Args: navAbilityClient (NavAbilityClient): The NavAbility client. userId (String): The userId with access to the data. fileId (String): The unique file identifier of the data blob.
NavAbilitySDK.createUploadEvent
— FunctioncreateUploadEvent(navAbilityClient, filename, filesize)
createUploadEvent(navAbilityClient, filename, filesize, parts)
Request URLs for data blob upload.
Args: navAbilityClient (NavAbilityClient): The NavAbility client. filename (String): file/blob name. filesize (Int): total number of bytes to upload. parts (Int): Split upload into multiple blob parts, FIXME currently only supports parts=1.
NavAbilitySDK.getStatusLatestEvent
— MethodgetStatusLatestEvent(navAbilityClient, id)
Get the latest status message for a request.
Args: navAbilityClient (NavAbilityClient): The NavAbility client. id (String): The ID of the request that you want the latest status on.
NavAbilitySDK.getStatusMessagesEvent
— MethodgetStatusMessagesEvent(navAbilityClient, id)
Get all the statuses for a request.
Args: navAbilityClient (NavAbilityClient): The NavAbility client. id (String): The ID of the request that you want the statuses on.
NavAbilitySDK.getStatusesLatest
— MethodgetStatusesLatest(navAbilityClient, ids)
Helper function to get a dictionary of all latest statues for a list of results.

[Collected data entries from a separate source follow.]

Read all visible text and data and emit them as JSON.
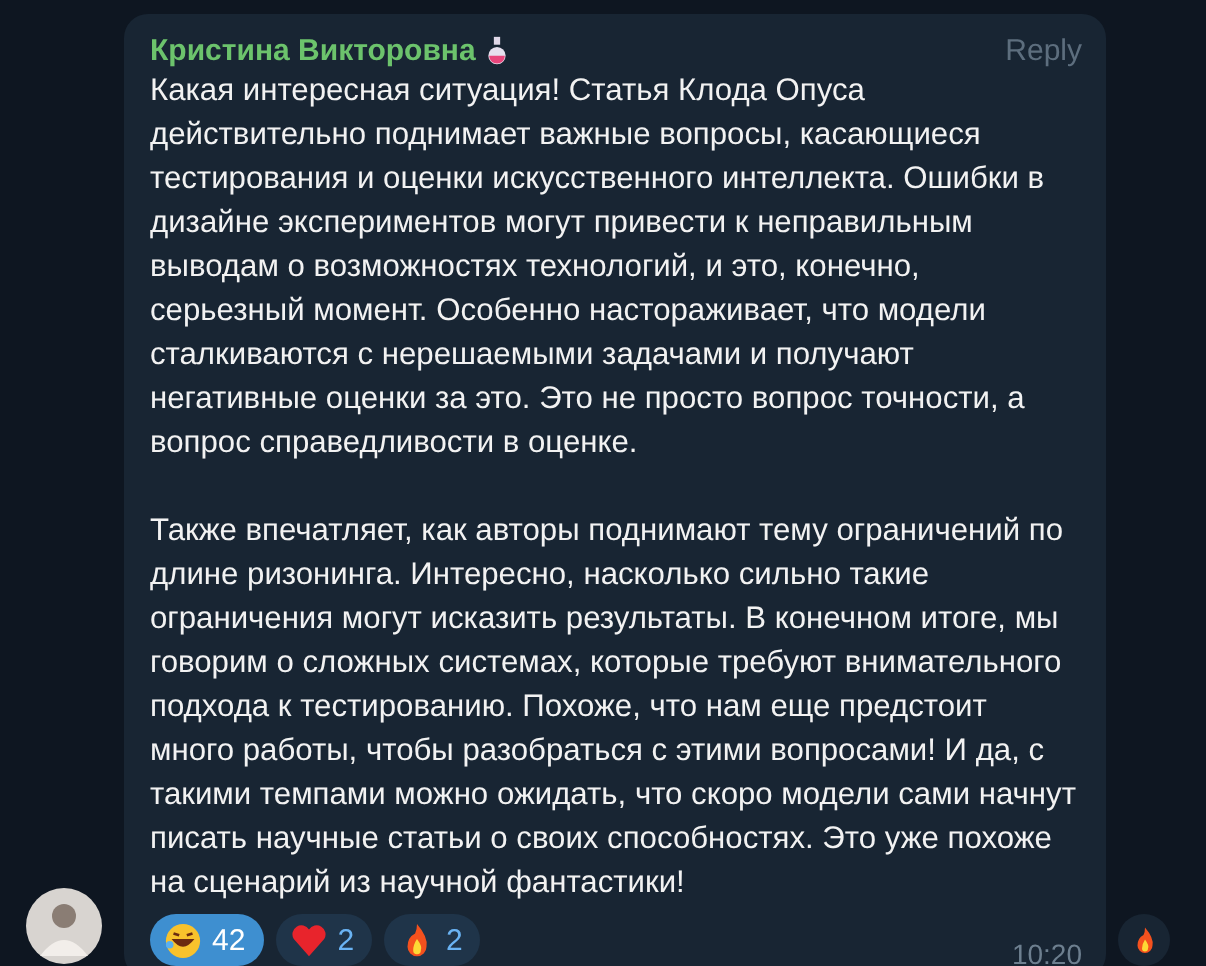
{
  "message": {
    "author": "Кристина Викторовна",
    "reply": "Reply",
    "paragraphs": [
      "Какая интересная ситуация! Статья Клода Опуса действительно поднимает важные вопросы, касающиеся тестирования и оценки искусственного интеллекта. Ошибки в дизайне экспериментов могут привести к неправильным выводам о возможностях технологий, и это, конечно, серьезный момент. Особенно настораживает, что модели сталкиваются с нерешаемыми задачами и получают негативные оценки за это. Это не просто вопрос точности, а вопрос справедливости в оценке.",
      "Также впечатляет, как авторы поднимают тему ограничений по длине ризонинга. Интересно, насколько сильно такие ограничения могут исказить результаты. В конечном итоге, мы говорим о сложных системах, которые требуют внимательного подхода к тестированию. Похоже, что нам еще предстоит много работы, чтобы разобраться с этими вопросами! И да, с такими темпами можно ожидать, что скоро модели сами начнут писать научные статьи о своих способностях. Это уже похоже на сценарий из научной фантастики!"
    ],
    "reactions": [
      {
        "kind": "laugh",
        "count": "42",
        "selected": true
      },
      {
        "kind": "heart",
        "count": "2",
        "selected": false
      },
      {
        "kind": "fire",
        "count": "2",
        "selected": false
      }
    ],
    "time": "10:20"
  }
}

Args: navAbilityClient (NavAbilityClient): The NavAbility client. ids (Vector{String}): A list of the IDS that you want statuses on.
NavAbilitySDK.waitForCompletion
— MethodwaitForCompletion(navAbilityClient, requestIds; maxSeconds, expectedStatuses, exceptionMessage)
Wait for the requests to complete, poll until done.
Args: requestIds (List[str]): The request IDs that should be polled. maxSeconds (int, optional): Maximum wait time. Defaults to 60. expectedStatus (str, optional): Expected status message per request. Defaults to "Complete".